The third aspect of ultimate reality, which can be experienced as the perpetually timeless unfolding of our own potential, is termed Tuje (thugs-rje) in Tibetan. Our own potential, an already perfected primordial potential, unfolds in the context of itself. This is because reality is always totality and never segmental. Even the mere concept of totality-versus-segmental is itself delusory dualism, the core existential glitch that permits the on-going illusion of un-enlightenment. The real totality that is referenced here by the symbolic use of that t-word will always be mercifully inconceivable.
First, let’s be clear about what inconceivable means, and then consider how it is merciful, which is the topic of Tuje. Inconceivable means that any idea we may come up with about ultimate totality can only ever be about totality. So, the reality of the state of totality always remains inconceivable. But this does not mean that ultimate reality is unknowable. If we train ourselves to relax into a state of non-conceptual presence, ultimate reality can be truly and completely known. This unique knowing of ultimate reality is involuntary, autonomic, if you will, but fully conscious. In the extremely concise Tibetan language, this state-of-being-in-the-non-conceptual-presence-that-reveals-our-already-complete-innate-knowledge-of-ultimate-reality is called Rigpa. We could make up a fresh word for this or use the old Greek word, gnosis, but since the English language has such open borders, I think we may as well just keep the word, Rigpa. Above, the inconceivable totality that is the very essence (ngo wo) of reality was characterized as being mercifully inconceivable. Of course, this is a verbal device intended to introduce the aspect of Tuje. Tuje is also non-conceptual but, like totality, also completely knowable in the radical, autonomic state of Rigpa. It is important to keep in mind that, although we can speak of these three aspects of Ngo Wo, Rang Zhen and Tuje independently, they are never separate. Each aspect equally subsumes the other two, constituting a condition of unity that transcends not only any and all concepts of unity, but even transcends its own unity — and always remains the inconceivably simple truth about ourselves and everything else, no matter how far we wander from recognizing it.

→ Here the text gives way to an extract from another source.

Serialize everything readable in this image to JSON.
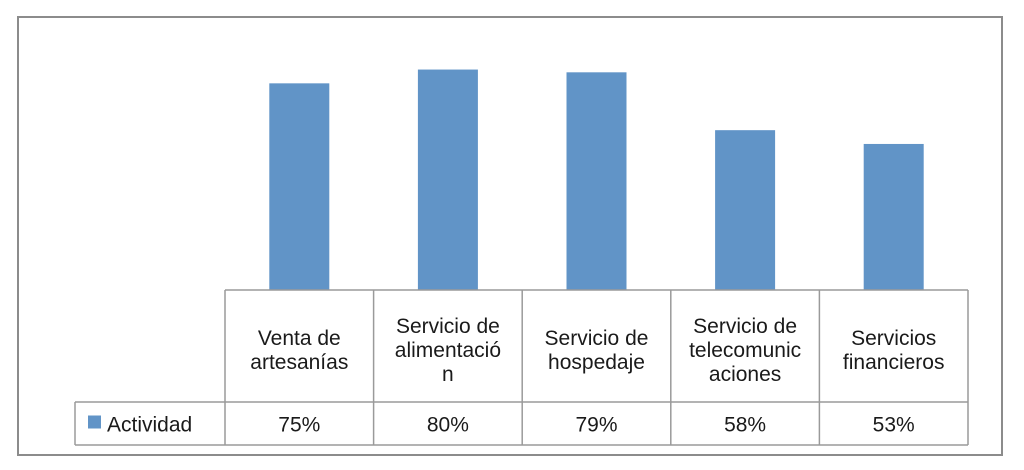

The conventional translation of Tuje is “compassion”, and this is not incorrect. However, the term compassion is commonly used to name a particular sentiment or emotion. It is usually relegated and confined to feelings of compassion. The specific Dzogchen usage of Tuje is to refer to the most fundamental, primordial energy of all reality. This fundamental energy is always and pervasively compassionate, merciful, loving and warm, in the sense that our experience of this primordial energy always involves those qualities. In Dzogchen practice we must learn to clearly differentiate experience and realization. Although working with our experiences is an indispensable part of Dzogchen practice, realization is beyond experience. It is only at the dualistic level of experience that we can characterize Tuje as having such qualities as compassion. The realization of Tuje is synonymous with the realization of Buddhahood and beyond all concepts.
Merciful compassion is the quality of the basic energy of all existence, and to the extent that we can open ourselves to this energy, we will experience pleasure. Of course, there are many levels and degrees of pleasure, and Tuje is the intangible energy of it all. Tuje is the non-conceptual reality that everything is inherently positive. Negative states only seem to exist due to our mistaken habit of languishing in the delusive state of dualism. This is not to suggest that we can simply decide now to stop being dualistic. It is not so easy. But if we can come to understand, even intellectually, that our dualistic perspective is blocking our capacity to enjoy eternal pleasure, then the approach to liberation is at hand. Tuje is the fact that every situation, without exception, is the completely perfect situation. This is because every situation perfectly presents the spaciousness of eternal emptiness (ngo wo), as, the clarity of infinitely variant manifestation (rang zhen), and vice versa. The energy-power (Tuje) that is part and parcel of this perpetual confluence is always optimal as the perpetual thrust of autonomic realization. In the same way that a surfer catches and then rides the energy of an oceanic wave, concretely demonstrating, if only briefly, the non-duality of surfer and surf, likewise, mercifully and warmly, ultimate reality unceasingly presents us perfect opportunities for the enlightenment of realizing ultimate non-duality.
Therefore, we ourselves are fundamentally Tuje. And to the extent that we can abide in-and-as this primordial energy, we will be beneficial to the world. In the Dzogchen view, therefore, the ultimate demonstration of compassion and loving-kindness is to simply abide in Rigpa. By remaining in this autonomic presence, all of our activities will spontaneously, effortlessly and perfectly fulfill the needs and wishes of others. This is because when we are in the state of Rigpa we are existing in non-dual confluence with primordial energy of Tuje. This is also why, in Dzogchen, Bodhicitta is not referred to as something to be cultivated and/or practiced. Instead, Bodhicitta is understood to have always been none other than what and who we really are.